Era evidente que había algo entre Bee y Jack. Lo había adivinado en el rostro de él y lo había advertido en la voz de ella.

Me recliné contra el respaldo del sofá y bostecé. Tentada por la deliciosa perspectiva de una siesta, fui al cuarto de invitados, me eché en la cama grande y me tapé con el edredón rosa que la cubría. Cogí la novela que había comprado en el aeropuerto, pero luego de batallar con dos capítulos tiré el libro al suelo.

Liberé mi muñeca de la presión del reloj de pulsera —no puedo dormir con adornos de ninguna clase— y abrí el cajón para guardarlo en la mesita de noche. Pero, cuando iba a meterlo dentro, toqué algo.

Era un cuaderno, una suerte de diario. Lo cogí y pasé mi mano por el lomo. Era antiguo, y su curiosa tapa de terciopelo rojo estaba muy gastada, deshilachada. Al tocarlo instantáneamente me sentí culpable. ¿Y si se trataba de un antiguo diario de Bee? Me estremecí y lo volví a poner con cuidado en su sitio dentro del cajón. Pero al cabo de unos instantes tenía otra vez el diario en mis manos. Era demasiado irresistible. «Una ojeada a la primera página, nada más.»
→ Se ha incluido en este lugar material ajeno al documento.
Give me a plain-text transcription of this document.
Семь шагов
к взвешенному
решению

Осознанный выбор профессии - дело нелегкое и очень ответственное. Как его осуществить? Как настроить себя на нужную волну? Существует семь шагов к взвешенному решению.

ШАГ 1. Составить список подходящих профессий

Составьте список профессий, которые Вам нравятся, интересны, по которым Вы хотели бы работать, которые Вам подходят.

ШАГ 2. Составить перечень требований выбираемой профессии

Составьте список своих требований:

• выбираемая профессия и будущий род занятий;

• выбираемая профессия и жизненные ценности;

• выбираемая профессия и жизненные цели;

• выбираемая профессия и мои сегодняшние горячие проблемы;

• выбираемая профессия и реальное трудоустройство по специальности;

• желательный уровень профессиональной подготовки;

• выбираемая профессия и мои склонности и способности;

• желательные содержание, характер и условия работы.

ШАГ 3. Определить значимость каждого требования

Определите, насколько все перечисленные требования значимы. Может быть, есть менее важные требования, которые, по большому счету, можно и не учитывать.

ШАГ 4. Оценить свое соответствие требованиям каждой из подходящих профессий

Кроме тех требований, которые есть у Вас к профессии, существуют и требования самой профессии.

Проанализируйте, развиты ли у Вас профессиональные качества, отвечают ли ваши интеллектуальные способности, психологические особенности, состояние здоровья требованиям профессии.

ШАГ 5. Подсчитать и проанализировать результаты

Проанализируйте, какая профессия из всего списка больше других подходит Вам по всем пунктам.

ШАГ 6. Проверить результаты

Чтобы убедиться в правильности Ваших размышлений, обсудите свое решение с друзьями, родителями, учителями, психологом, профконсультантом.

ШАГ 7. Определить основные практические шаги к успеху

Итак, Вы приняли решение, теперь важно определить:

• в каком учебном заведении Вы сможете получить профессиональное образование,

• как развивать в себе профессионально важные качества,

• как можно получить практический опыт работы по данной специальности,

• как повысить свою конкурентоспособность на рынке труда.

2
Las hojas, amarillentas y quebradizas, poseían esa pureza prístina que solo puede otorgar el paso del tiempo. Examiné deprisa la primera en busca de un indicio, y lo encontré en el ángulo inferior derecho: CUADERNO DE EJERCICIOS MANUSCRITOS, en letras de imprenta negras, y la frase habitual concerniente al editor. Me acordé de un libro que había leído hacía mucho tiempo, en el cual un personaje de comienzos del siglo XX se servía de un cuaderno similar para escribir una novela. «¿Es el borrador de una novela o un diario íntimo?» Fascinada, pasé la página, extinguiendo mis sentimientos de culpa con ingentes cantidades de curiosidad. «Solo una página más y lo devuelvo a su lugar.»

Me dieron palpitaciones cuando leí, en la página siguiente, las palabras escritas con la más hermosa caligrafía que había visto en mi vida: «La historia de lo que sucedió en la pequeña ciudad de una isla en 1943.»
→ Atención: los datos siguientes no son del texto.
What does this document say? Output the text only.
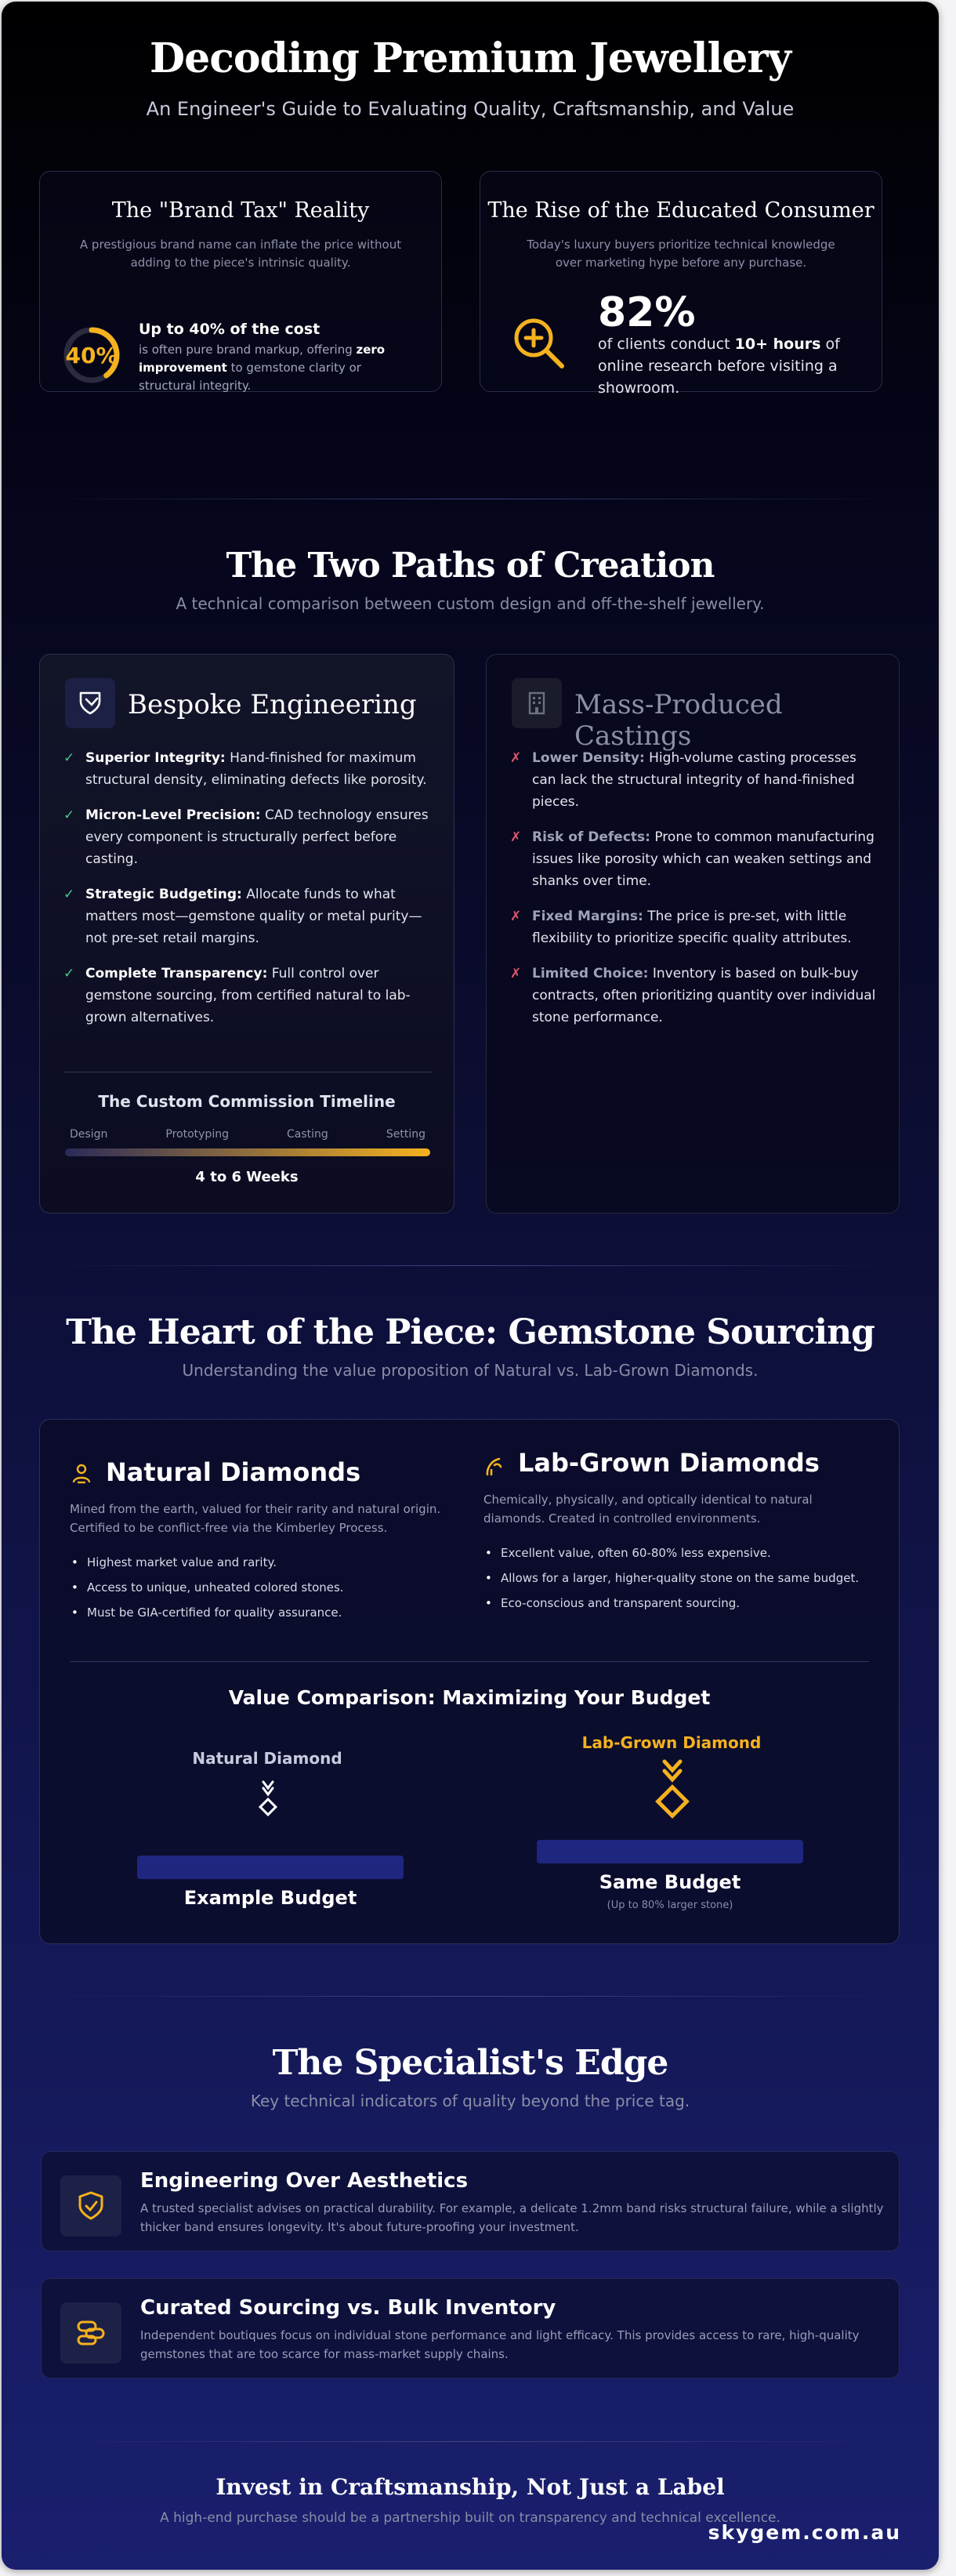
Decoding Premium Jewellery
An Engineer's Guide to Evaluating Quality, Craftsmanship, and Value
The "Brand Tax" Reality
A prestigious brand name can inflate the price without adding to the piece's intrinsic quality.
40%
Up to 40% of the cost
is often pure brand markup, offering zero improvement to gemstone clarity or structural integrity.
The Rise of the Educated Consumer
Today's luxury buyers prioritize technical knowledge over marketing hype before any purchase.
82%
of clients conduct 10+ hours of online research before visiting a showroom.
The Two Paths of Creation
A technical comparison between custom design and off-the-shelf jewellery.
Bespoke Engineering
✓ Superior Integrity: Hand-finished for maximum structural density, eliminating defects like porosity.
✓ Micron-Level Precision: CAD technology ensures every component is structurally perfect before casting.
✓ Strategic Budgeting: Allocate funds to what matters most—gemstone quality or metal purity—not pre-set retail margins.
✓ Complete Transparency: Full control over gemstone sourcing, from certified natural to lab-grown alternatives.
The Custom Commission Timeline
Design	Prototyping	Casting	Setting
4 to 6 Weeks
Mass-Produced Castings
✗ Lower Density: High-volume casting processes can lack the structural integrity of hand-finished pieces.
✗ Risk of Defects: Prone to common manufacturing issues like porosity which can weaken settings and shanks over time.
✗ Fixed Margins: The price is pre-set, with little flexibility to prioritize specific quality attributes.
✗ Limited Choice: Inventory is based on bulk-buy contracts, often prioritizing quantity over individual stone performance.
The Heart of the Piece: Gemstone Sourcing
Understanding the value proposition of Natural vs. Lab-Grown Diamonds.
Natural Diamonds
Mined from the earth, valued for their rarity and natural origin. Certified to be conflict-free via the Kimberley Process.
• Highest market value and rarity.
• Access to unique, unheated colored stones.
• Must be GIA-certified for quality assurance.
Lab-Grown Diamonds
Chemically, physically, and optically identical to natural diamonds. Created in controlled environments.
• Excellent value, often 60-80% less expensive.
• Allows for a larger, higher-quality stone on the same budget.
• Eco-conscious and transparent sourcing.
Value Comparison: Maximizing Your Budget
Natural Diamond
Example Budget
Lab-Grown Diamond
Same Budget
(Up to 80% larger stone)
The Specialist's Edge
Key technical indicators of quality beyond the price tag.
Engineering Over Aesthetics
A trusted specialist advises on practical durability. For example, a delicate 1.2mm band risks structural failure, while a slightly thicker band ensures longevity. It's about future-proofing your investment.
Curated Sourcing vs. Bulk Inventory
Independent boutiques focus on individual stone performance and light efficacy. This provides access to rare, high-quality gemstones that are too scarce for mass-market supply chains.
Invest in Craftsmanship, Not Just a Label
A high-end purchase should be a partnership built on transparency and technical excellence.
skygem.com.au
Bee nunca había escrito, al menos que yo supiera. ¿Tío Bill?

No, era ciertamente una letra de mujer. ¿Por qué estaba allí… en aquel cuarto rosa? ¿Y quién se había olvidado de firmarlo, y por qué?

Respiré hondo y pasé la página. «¿Qué mal podía haber en seguir leyendo unos renglones?» Al comenzar el primer párrafo, ya no pude resistirme.
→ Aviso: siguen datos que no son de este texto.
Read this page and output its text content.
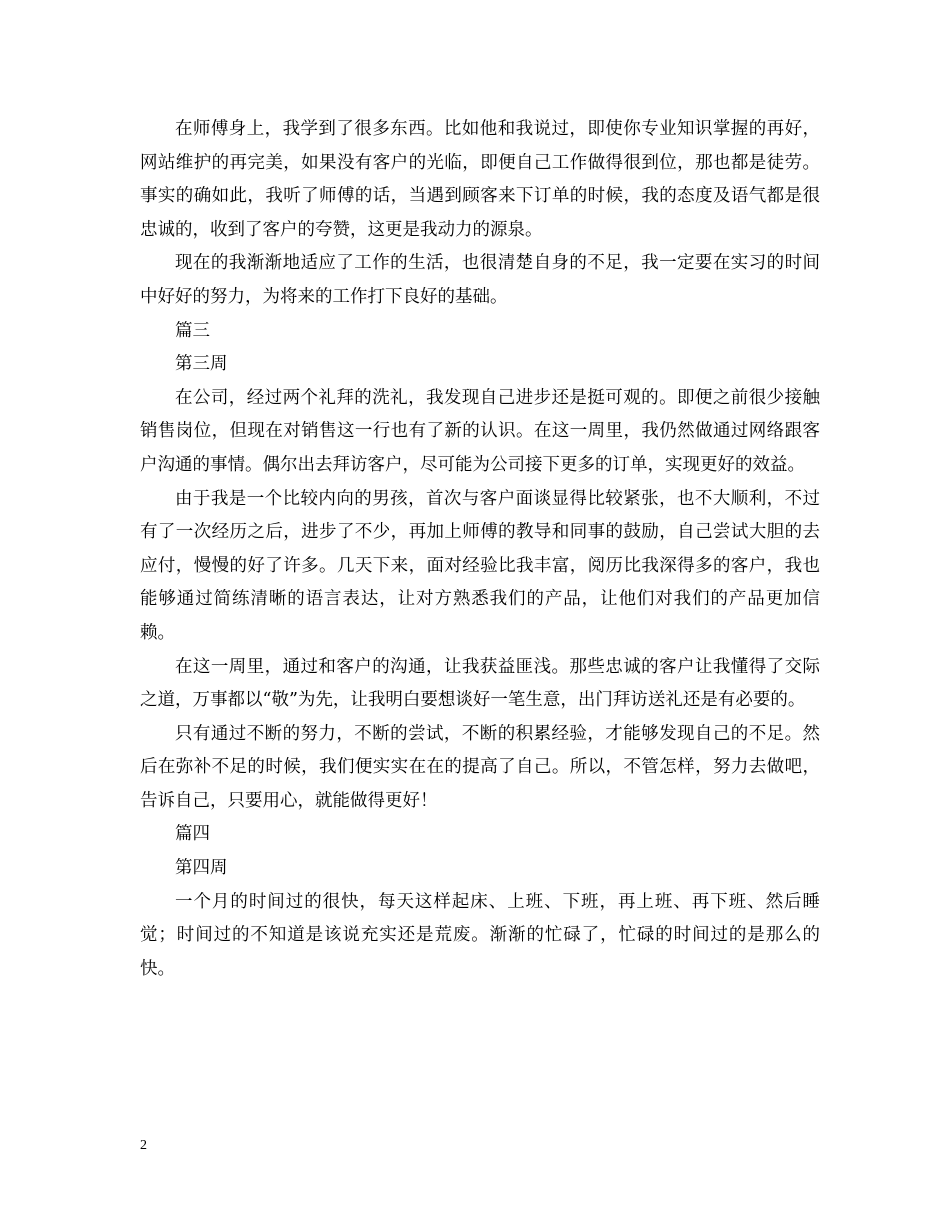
在师傅身上，我学到了很多东西。比如他和我说过，即使你专业知识掌握的再好，网站维护的再完美，如果没有客户的光临，即便自己工作做得很到位，那也都是徒劳。事实的确如此，我听了师傅的话，当遇到顾客来下订单的时候，我的态度及语气都是很忠诚的，收到了客户的夸赞，这更是我动力的源泉。

现在的我渐渐地适应了工作的生活，也很清楚自身的不足，我一定要在实习的时间中好好的努力，为将来的工作打下良好的基础。

篇三

第三周

在公司，经过两个礼拜的洗礼，我发现自己进步还是挺可观的。即便之前很少接触销售岗位，但现在对销售这一行也有了新的认识。在这一周里，我仍然做通过网络跟客户沟通的事情。偶尔出去拜访客户，尽可能为公司接下更多的订单，实现更好的效益。

由于我是一个比较内向的男孩，首次与客户面谈显得比较紧张，也不大顺利，不过有了一次经历之后，进步了不少，再加上师傅的教导和同事的鼓励，自己尝试大胆的去应付，慢慢的好了许多。几天下来，面对经验比我丰富，阅历比我深得多的客户，我也能够通过简练清晰的语言表达，让对方熟悉我们的产品，让他们对我们的产品更加信赖。

在这一周里，通过和客户的沟通，让我获益匪浅。那些忠诚的客户让我懂得了交际之道，万事都以“敬”为先，让我明白要想谈好一笔生意，出门拜访送礼还是有必要的。

只有通过不断的努力，不断的尝试，不断的积累经验，才能够发现自己的不足。然后在弥补不足的时候，我们便实实在在的提高了自己。所以，不管怎样，努力去做吧，告诉自己，只要用心，就能做得更好！

篇四

第四周

一个月的时间过的很快，每天这样起床、上班、下班，再上班、再下班、然后睡觉；时间过的不知道是该说充实还是荒废。渐渐的忙碌了，忙碌的时间过的是那么的快。

2
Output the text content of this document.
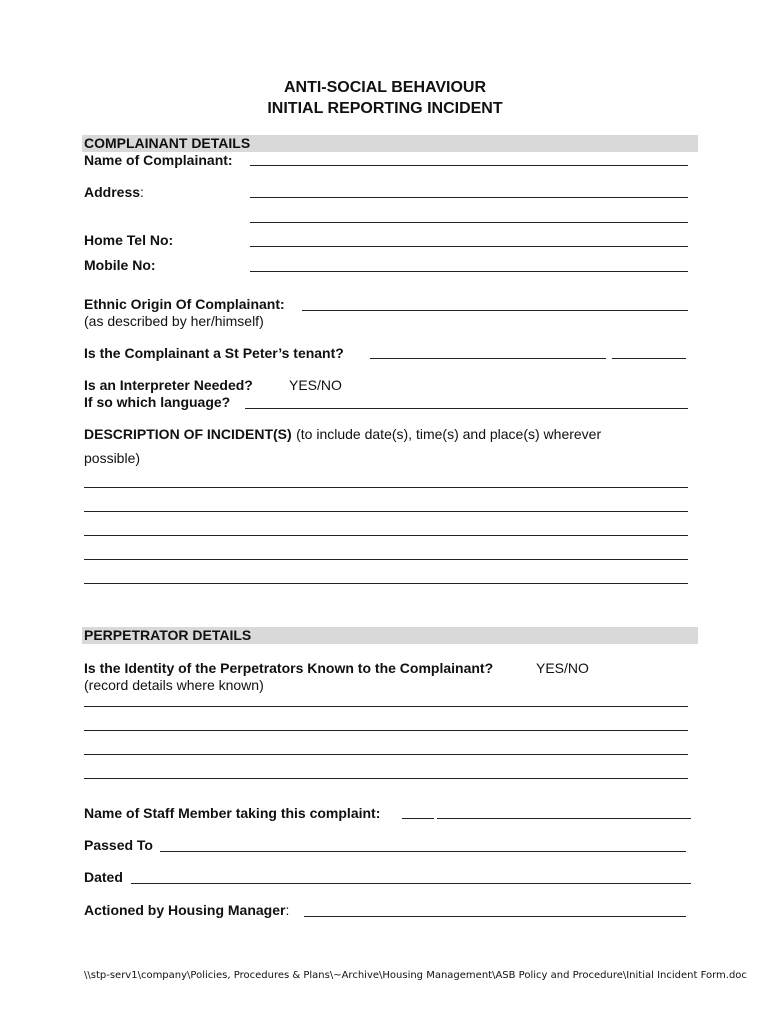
ANTI-SOCIAL BEHAVIOUR
INITIAL REPORTING INCIDENT
COMPLAINANT DETAILS
Name of Complainant:
Address:
Home Tel No:
Mobile No:
Ethnic Origin Of Complainant:
(as described by her/himself)
Is the Complainant a St Peter’s tenant?
Is an Interpreter Needed?	YES/NO
If so which language?
DESCRIPTION OF INCIDENT(S) (to include date(s), time(s) and place(s) wherever
possible)
PERPETRATOR DETAILS
Is the Identity of the Perpetrators Known to the Complainant?	YES/NO
(record details where known)
Name of Staff Member taking this complaint:
Passed To
Dated
Actioned by Housing Manager:
\\stp-serv1\company\Policies, Procedures & Plans\~Archive\Housing Management\ASB Policy and Procedure\Initial Incident Form.doc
Nunca fue mi intención besar a Elliot. Las mujeres casadas no se comportan así, al menos no las casadas como yo. Pero había marea alta y soplaba una brisa fresca, y los brazos de Elliot envolvían mi cuerpo como un chal abrigado y me acariciaban donde no debían, y ya no pude seguir pensando en otra cosa. Era como antes. Y, a pesar de que yo estaba casada y que las circunstancias habían cambiado, mi corazón se las había arreglado para quedarse fijado en el tiempo —congelado, como si hubiera estado esperando aquel momento— el momento en que Elliot y yo pudimos volver a este lugar. Bobby nunca me abrazó así. O quizá sí, pero si lo hizo sus caricias no me provocaban esta especie de pasión, esta especie de fuego.

Y, sí, nunca me propuse besar a Elliot aquella fría noche de marzo y tampoco planifiqué las cosas inconfesables que sucedieron después, la cadena de hechos que serían mi perdición, nuestra perdición. Pero esta fue la cadena de hechos que empezó en el mes de marzo de 1943, hechos que cambiarían para siempre mi vida y las vidas de los que me rodeaban. Mi nombre es Esther y esta es mi historia.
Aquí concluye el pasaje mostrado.